While I did find a dataset of question-answer format jokes, the jokes are scraped from Reddit’s r/jokes subreddit. Going through the file, I did not like most of the jokes at all, as most of them were highly problematic. They were often racist, sexist, queerphobic, etc., and I would rather compile my own than to feed bad data into my model.
One option would be to filter this dataset using a set of “bad” keywords, but trying to filter a heavily biased dataset was less appealing to me than to create a new set entirely. An alternative could be to write a scraper for r/cleanjokes, filtering in only question-answer format jokes, but I didn’t want to invest too much time/energy on this toy project, and I personally am not a fan of using Reddit for training data in general.

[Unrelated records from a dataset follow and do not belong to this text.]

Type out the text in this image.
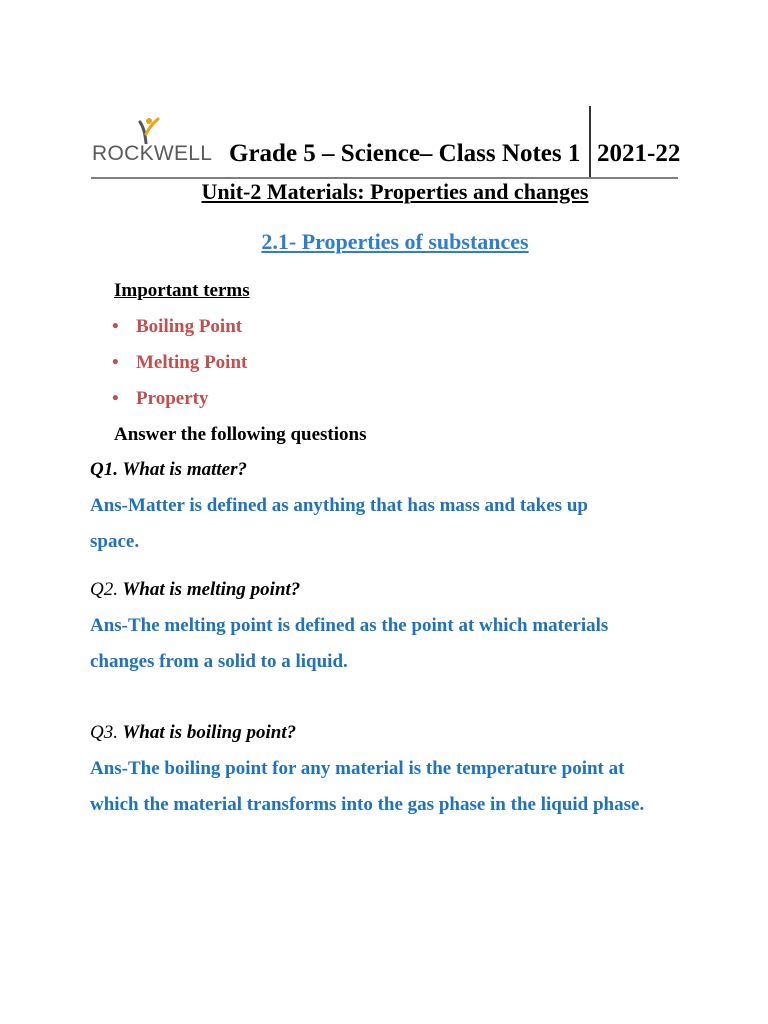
ROCKWELL Grade 5 – Science– Class Notes 1 2021-22
Unit-2 Materials: Properties and changes
2.1- Properties of substances
Important terms
• Boiling Point
• Melting Point
• Property
Answer the following questions
Q1. What is matter?
Ans-Matter is defined as anything that has mass and takes up
space.
Q2. What is melting point?
Ans-The melting point is defined as the point at which materials
changes from a solid to a liquid.
Q3. What is boiling point?
Ans-The boiling point for any material is the temperature point at
which the material transforms into the gas phase in the liquid phase.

I ended up compiling my own small dataset of clean jokes in the question-answer format, consisting of a little over 500 jokes total. A major trade-off was that the model’s vocabulary is relatively limited, but I enjoyed the jokes much more and felt much better about the data I was feeding into the model.
For the joke2punchline and punchline2joke models, the teacher forcing ratio was set to 0.5. I’d be curious to adjust this parameter and see the results. I would expect a lower ratio to result in more nonsensical output, whereas a higher ratio would likely result in more outputs that are directly from the training set.
I think an ideal setup would be to lower the teacher forcing ratio in addition to having a much larger training set.
I do think it would be fun to generate jokes and punchlines using an RNN or LSTM before feeding it into these models, such that there is less human intervention (i.e. writing fake jokes/punchlines manually).
I also think the model would be way more fun to play with if it I could train it with a much larger dataset, i.e. 10K+ jokes.